Baker Hughes narrows 4Q loss

Equipment

Baker Hughes, soon to merge with GE, has reduced its fourth quarter loss, compared to both a year before and to a previous quarter.

The company, one of the world’s largest oilfield services providers, said its net loss for the quarter was $413 million, an improvement from the previous quarter of $429 million loss, and from the 4Q 2015 loss of over $1 billion.

Fourth quarter 2016 revenue, fell compared to a year before, however, taken sequentially, revenue grew two percent.

Revenue for the quarter was $2.4 billion, down from $3.4 billion a year ago, but up from the $2.35 billion in the quarter which ended on September 30, 2016.

Presenting the results, Martin Craighead, Baker Hughes Chairman and Chief Executive Officer focused on the sequential comparison: “For the fourth quarter, revenue increased 2% sequentially as a result of increased activity in North America, uplift from better-than-expected seasonal year-end product sales, and pockets of growth internationally, primarily in the Middle East.

He said the growth was partially offset by reduced activity across the North Sea resulting from labor union strikes, weather delays, and project postponements.

Craighead said the company in the quarter also achieved a sequential reduction in operating losses, generated $632 million of cash flow from operations, and ended the year with $4.6 billion in cash.

On a yearly level, Baker Hughes posted a net loss of $2.7 billion, down from $1.97 billion in 2015.

Revenue for the year was $9.8 billion, down $5.9 billion, or 37%, compared to $15.7 billion for 2015. Baker Hughes said the reduction resulted from the steep decline in activity, as evident by the 32% drop in the average rig count, global pricing pressures, and sharply reduced revenue in onshore pressure pumping as we strived to maintain cash flow positive operations.

 

Tough times for deepwater

 

Providing the outlook for the first half half of 2017 of the year, CEO Craighead said: “We expect onshore revenue in North America to increase as our customers ramp up activity, with service pricing improving but limited by overcapacity. Internationally, we are forecasting activity declines and continued pricing pressure, with pockets of growth onshore.

In offshore markets, particularly deepwater, activity declines are expected to be more severe. As such, we remain focused on managing our costs and aggressively identifying revenue opportunities for our products and technology that can help our customers achieve their business objectives,” Caighead said.

 

GE Merger targeted for mid-2017

 

Craighead also shared his views on the pending merger with GE that will create world’s second largest oilfield services company after Schlumberger, surpassing Halliburton.

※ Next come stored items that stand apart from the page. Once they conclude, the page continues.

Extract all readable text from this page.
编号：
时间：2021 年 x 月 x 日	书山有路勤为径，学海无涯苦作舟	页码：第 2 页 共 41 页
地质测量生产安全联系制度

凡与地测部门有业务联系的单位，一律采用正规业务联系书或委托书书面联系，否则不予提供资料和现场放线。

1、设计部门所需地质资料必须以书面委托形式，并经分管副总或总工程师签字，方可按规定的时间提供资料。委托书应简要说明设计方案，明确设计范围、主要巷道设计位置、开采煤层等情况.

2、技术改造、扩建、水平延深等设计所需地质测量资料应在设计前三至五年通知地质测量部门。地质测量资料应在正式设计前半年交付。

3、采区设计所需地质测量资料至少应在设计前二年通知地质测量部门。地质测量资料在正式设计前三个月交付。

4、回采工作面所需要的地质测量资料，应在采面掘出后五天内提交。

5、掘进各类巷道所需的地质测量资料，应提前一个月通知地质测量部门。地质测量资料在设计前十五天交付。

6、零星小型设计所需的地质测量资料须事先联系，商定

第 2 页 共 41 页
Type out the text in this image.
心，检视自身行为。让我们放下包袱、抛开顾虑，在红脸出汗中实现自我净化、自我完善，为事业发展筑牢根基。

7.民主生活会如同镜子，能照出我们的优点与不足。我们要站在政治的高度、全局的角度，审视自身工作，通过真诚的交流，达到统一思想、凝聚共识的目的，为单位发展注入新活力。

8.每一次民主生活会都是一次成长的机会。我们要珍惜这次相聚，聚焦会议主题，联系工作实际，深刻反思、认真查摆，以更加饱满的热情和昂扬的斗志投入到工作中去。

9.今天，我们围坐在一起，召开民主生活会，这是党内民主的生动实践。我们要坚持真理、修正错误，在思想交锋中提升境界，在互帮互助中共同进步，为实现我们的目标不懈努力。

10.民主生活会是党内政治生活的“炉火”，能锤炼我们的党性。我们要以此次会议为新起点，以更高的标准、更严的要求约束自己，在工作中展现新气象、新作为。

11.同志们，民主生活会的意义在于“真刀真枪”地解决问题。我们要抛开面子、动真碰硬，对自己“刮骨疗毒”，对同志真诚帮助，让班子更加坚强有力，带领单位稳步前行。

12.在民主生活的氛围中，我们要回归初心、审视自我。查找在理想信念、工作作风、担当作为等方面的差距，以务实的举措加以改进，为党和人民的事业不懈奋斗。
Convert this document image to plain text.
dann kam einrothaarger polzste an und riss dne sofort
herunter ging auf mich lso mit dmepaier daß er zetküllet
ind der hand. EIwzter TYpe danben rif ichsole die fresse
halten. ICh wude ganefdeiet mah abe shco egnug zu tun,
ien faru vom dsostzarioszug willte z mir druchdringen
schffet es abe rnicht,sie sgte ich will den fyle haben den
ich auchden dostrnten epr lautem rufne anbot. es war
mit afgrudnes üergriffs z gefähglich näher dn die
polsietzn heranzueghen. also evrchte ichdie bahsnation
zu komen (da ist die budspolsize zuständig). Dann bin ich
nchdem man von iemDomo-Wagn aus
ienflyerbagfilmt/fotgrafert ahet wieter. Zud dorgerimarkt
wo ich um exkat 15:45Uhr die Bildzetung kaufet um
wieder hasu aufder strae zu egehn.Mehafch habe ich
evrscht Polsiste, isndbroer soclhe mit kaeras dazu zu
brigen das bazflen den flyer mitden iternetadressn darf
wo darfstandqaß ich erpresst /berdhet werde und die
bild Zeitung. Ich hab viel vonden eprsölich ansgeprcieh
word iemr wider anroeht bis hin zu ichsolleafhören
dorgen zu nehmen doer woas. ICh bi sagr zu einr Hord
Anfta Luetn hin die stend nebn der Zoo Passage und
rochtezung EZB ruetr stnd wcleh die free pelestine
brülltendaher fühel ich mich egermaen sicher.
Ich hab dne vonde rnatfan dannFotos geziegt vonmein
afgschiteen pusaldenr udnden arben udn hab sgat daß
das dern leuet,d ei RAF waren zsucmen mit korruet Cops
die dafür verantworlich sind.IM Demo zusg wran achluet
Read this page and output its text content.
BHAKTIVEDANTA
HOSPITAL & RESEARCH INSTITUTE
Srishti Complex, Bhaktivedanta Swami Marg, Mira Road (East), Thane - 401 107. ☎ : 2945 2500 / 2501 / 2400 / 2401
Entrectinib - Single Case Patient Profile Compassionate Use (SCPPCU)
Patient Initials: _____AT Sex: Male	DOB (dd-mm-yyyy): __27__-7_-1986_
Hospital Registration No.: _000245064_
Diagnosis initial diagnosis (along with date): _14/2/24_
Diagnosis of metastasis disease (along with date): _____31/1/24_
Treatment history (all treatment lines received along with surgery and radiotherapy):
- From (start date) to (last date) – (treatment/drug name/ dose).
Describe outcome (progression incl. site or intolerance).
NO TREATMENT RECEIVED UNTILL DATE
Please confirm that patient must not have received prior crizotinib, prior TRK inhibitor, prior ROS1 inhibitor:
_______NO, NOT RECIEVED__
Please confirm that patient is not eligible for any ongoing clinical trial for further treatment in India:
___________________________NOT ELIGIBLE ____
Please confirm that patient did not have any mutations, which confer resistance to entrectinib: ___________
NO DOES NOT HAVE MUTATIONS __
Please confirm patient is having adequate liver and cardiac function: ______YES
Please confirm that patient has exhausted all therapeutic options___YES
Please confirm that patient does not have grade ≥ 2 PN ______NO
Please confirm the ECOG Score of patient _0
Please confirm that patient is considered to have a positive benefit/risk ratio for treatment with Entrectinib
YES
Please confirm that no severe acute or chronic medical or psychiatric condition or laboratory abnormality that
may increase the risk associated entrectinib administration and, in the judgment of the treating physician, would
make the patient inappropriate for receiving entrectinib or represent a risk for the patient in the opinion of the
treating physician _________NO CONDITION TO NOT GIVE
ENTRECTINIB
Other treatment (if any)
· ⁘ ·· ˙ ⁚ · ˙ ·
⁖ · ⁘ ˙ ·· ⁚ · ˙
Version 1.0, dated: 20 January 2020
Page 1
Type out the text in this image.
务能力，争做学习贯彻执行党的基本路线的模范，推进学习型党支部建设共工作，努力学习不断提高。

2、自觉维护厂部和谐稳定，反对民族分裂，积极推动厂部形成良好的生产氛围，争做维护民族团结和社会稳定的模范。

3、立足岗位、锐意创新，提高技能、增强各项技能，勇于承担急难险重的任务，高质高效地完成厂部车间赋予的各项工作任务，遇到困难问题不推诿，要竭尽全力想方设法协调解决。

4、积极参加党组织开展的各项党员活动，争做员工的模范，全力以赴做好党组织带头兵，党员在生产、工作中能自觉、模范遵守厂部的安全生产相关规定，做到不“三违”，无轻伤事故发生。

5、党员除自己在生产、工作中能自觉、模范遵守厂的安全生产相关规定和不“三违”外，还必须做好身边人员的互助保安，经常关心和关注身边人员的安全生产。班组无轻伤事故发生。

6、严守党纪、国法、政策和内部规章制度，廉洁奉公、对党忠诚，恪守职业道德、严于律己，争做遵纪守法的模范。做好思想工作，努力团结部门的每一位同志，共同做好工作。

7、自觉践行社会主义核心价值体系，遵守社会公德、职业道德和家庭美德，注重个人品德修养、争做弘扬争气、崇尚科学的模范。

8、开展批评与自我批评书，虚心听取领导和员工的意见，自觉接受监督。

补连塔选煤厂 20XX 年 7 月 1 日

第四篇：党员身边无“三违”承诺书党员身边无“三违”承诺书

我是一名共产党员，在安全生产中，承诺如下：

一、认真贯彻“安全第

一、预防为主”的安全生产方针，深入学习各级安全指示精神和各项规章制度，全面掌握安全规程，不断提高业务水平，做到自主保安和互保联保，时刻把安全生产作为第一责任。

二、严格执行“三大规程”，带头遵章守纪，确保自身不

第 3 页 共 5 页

With regard to the pending GE Oil & Gas merger, my excitement about the opportunities this transformative combination will deliver for our customers, shareholders, and employees, and the industry as a whole, has only grown since we announced the transaction in late October. GE Oil & Gas and Baker Hughes are an exceptional fit, with highly talented teams, similar cultures of innovation, and industry-leading capabilities. The integration planning teams are making good progress, the regulatory review process is proceeding as planned, and we continue to expect a mid-2017 close.”

Baker Hughes was previously in discussions to merge with another oilfield services provider, Halliburton, but the merger fell through in 2016 after a number of regulatory hurdles.